On Thursday, May 2nd, 2013, PBS released a study citing that in the United States, 42% of 1st through 3rd grade girls want to be “thinner”, and that 60% of girls ages 6 through 12 felt overweight.
When my 3rd grade sister decided to stop eating her lunches at school because she was afraid she’d get “fat”, I took a step back. What would make a girl that young feel self conscious of her body and was it my fault? As a child, I’d always been a little on the heavier side until I hit middle school and was relentlessly picked on because, truth be told, I didn’t fit in. I recounted the times I’d told her about getting bullied when I was her age because of my body, and felt awful knowing that maybe I’d scared her out of being comfortable in her own.
My sister, who is small for her age, and skinnier than I was when I was eight, was terrified of gaining weight…more so, of not being accepted by her peers because she looked differently than they did. But as it turned out, she was not the only one doing it; her friends were not eating their lunches either.
It became clear immediately that spewing out the old “there are children starving in third-world countries right now” line wouldn’t do it this time, because the problem wasn’t that she was wasting food, it was that my sister, in whom I saw so much of myself, was already battling the never-ending pursuit of learning how to love and accept herself – something that girls and women of all ages continue to battle with today (many unsuccessfully). But what angered me the most was that she was losing that battle and not nearly equipped enough with experience to know how to fight back.
“I just want to be a little skinnier,” said my sister, breaking eye contact with me. A little skinnier for her meant having no body fat left. Why, I asked her, would you want to be skinnier? It surprised me to see her annoyance–to watch her glare at me like I should know the answer to what I’d just asked–like it was obvious. “So I can be pretty.”
Was that what being pretty meant? In today’s day and age, had beauty been simplified down to something so illogical that it meant skipping out on meals in order to be accepted?
Although it’s been covered over and over again, negative body image is a real issue that affects billions of people everywhere. The dire need to be “pretty” is what’s putting some of the youngest, most vulnerable girls in our society hand in hand with diseases as serious as eating disorders. What many don’t realize, however, is the seriousness of this. According to studies recently conducted by Harvard, prepubescent girls are beginning to develop eating disorders as young as age 5. How young do these girls need to get before we realize that something needs to be done?
Children, young girls specifically, need to be taught early on that it’s okay if they’re not perfect. Instead, they’re being taught the exact opposite: that they should conform to the unrealistic expectations of beauty that our society has set for us. The key word there is “unrealistic”. Today’s gross distortion of beauty boils down to looking, by all means, like Barbie and Ken dolls–dolls that most young girls grow up playing with. If Barbie were an actual women, she would be 5’9” tall, have a 39” bust, an 18” waist, 33” hips and a size 3 shoe. More so, if real, Barbie would most likely have to crawl everywhere on all fours due to the proportions of her limbs.

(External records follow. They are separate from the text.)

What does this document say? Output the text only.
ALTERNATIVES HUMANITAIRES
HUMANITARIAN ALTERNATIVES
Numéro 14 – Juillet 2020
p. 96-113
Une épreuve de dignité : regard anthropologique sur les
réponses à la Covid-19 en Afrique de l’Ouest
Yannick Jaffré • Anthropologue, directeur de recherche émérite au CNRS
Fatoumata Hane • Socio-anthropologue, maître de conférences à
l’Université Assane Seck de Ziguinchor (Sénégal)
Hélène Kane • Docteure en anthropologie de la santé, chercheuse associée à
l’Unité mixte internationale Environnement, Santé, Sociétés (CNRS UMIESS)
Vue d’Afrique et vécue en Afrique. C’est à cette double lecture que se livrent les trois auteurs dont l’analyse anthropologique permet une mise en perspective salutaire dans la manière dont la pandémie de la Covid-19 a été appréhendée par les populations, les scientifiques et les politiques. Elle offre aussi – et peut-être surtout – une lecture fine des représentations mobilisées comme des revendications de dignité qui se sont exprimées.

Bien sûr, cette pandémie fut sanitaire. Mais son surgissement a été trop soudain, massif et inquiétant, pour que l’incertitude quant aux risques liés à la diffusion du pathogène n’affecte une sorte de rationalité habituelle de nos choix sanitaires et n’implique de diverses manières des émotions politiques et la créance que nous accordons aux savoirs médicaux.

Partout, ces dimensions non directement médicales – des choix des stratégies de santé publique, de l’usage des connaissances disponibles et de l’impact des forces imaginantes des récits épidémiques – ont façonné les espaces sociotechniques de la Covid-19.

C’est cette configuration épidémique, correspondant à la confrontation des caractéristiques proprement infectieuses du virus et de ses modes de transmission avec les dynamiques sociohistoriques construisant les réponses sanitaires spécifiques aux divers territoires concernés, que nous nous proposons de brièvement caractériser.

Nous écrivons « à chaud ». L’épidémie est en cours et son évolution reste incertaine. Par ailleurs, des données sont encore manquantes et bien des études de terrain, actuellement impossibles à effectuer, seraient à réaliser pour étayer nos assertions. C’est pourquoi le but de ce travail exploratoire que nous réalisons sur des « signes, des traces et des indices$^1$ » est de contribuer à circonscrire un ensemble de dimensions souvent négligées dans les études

As these girls’ role models, we can’t even accomplish the simple action of creating appropriate toys for them to grow up playing with. Everything we surround them with today has begun to drive a stake in their sanity and is continuing to reenforce them feeling like they’re not good enough compared to today’s societal “standard”. We’re teaching them to be destructive and insecure.
So how can it be stopped? It starts with radical self-love. People look to therapy and medical prescriptions to cure the abominable hatred they have for themselves–insecurity–when really, the answer to their plea is free and it starts with learning to love themselves. Children need positive role models that teach them that it’s okay to be different–more importantly to be themselves.
More so, young girls like my sister need to learn that no matter what they look like, they’re limitless, beautiful and smart. They need to learn that they shouldn’t be confined by expectations that other people set for them – and that there’s more to life than being skinny.